Ägypten - mit oder ohne Parlament?
10. Juli 2012Die jüngste Entscheidung des ägyptischen Verfassungsgerichts dürfte die Gräben zwischen dem neuen ägyptischen Staatschef Mohammed Mursi und dem mächtigen Militärrat weiter vertiefen. Nachdem nur wenige Stunden zuvor die Abgeordneten zu einer kurzen Parlamentssitzung in Kairo zusammengekommen waren (Artikelbild), hoben die Richter Mursis umstrittenes Dekret wieder auf. Er hatte die Abgeordneten für diesen Dienstag zusammengerufen und sich damit offen gegen Verfassungsgericht und Militärrat gestellt.
Das Verfassungsgericht verfügte auch, dass sein eigenes Urteil zur Rechtmäßigkeit der Parlamentswahl umzusetzen sei. Die Richter hatten Ende Juni entschieden, dass die Wahl ungültig war, weil sich Parteimitglieder um Direktmandate beworben haben, die eigentlich für unabhängige Kandidaten reserviert waren.
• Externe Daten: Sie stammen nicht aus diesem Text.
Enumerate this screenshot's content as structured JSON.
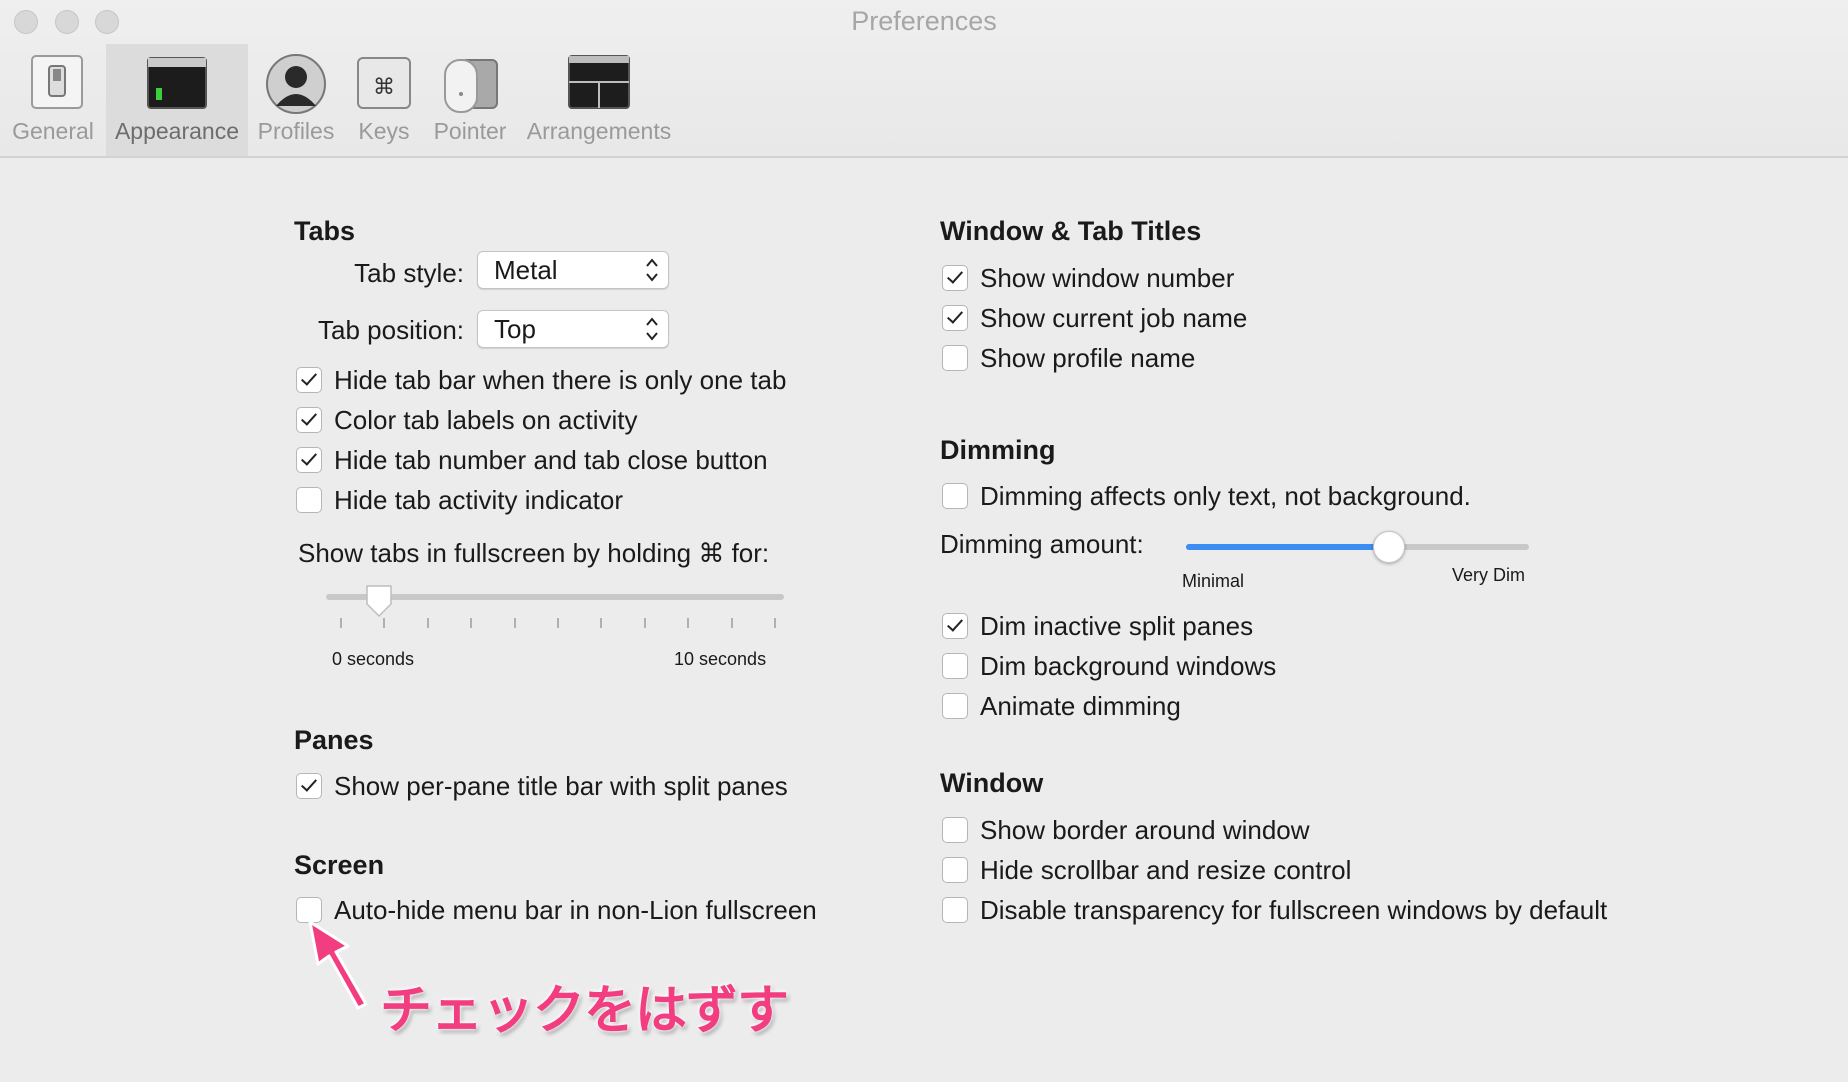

Daraufhin hatte der Militärrat das Parlament, in dem die Muslimbrüder die meisten Abgeordneten stellen, aufgelöst. Bis zu seiner Wahl zum Präsidenten gehörte auch Mursi den Muslimbrüdern an.
Warnung vor "Demokratievakuum"
Bundesaußenminister Guido Westerwelle warnte angesichts dieses Machtkampfes vor einem Rückschlag für die Demokratie. Die deutsche Regierung wolle zwar nicht als Vermittler in einem Streit zwischen ägyptischen Institutionen eingreifen, sagte Westerwelle während seines Besuchs in Kairo. "Aber uns ist es wichtig, dass im Wissen auch um die große Verantwortung für die Zukunft Ägyptens bald eine gute Lösung gefunden wird und dass kein Demokratievakuum entsteht."
Westerwelle war am Dienstag auch mit Mursi zusammengekommen, dem er sein Vertrauen aussprach. Mursi sei jemand, der auf Rechtsstaatlichkeit, Pluralität und auch auf religiöse Toleranz setze, sagte Westerwelle.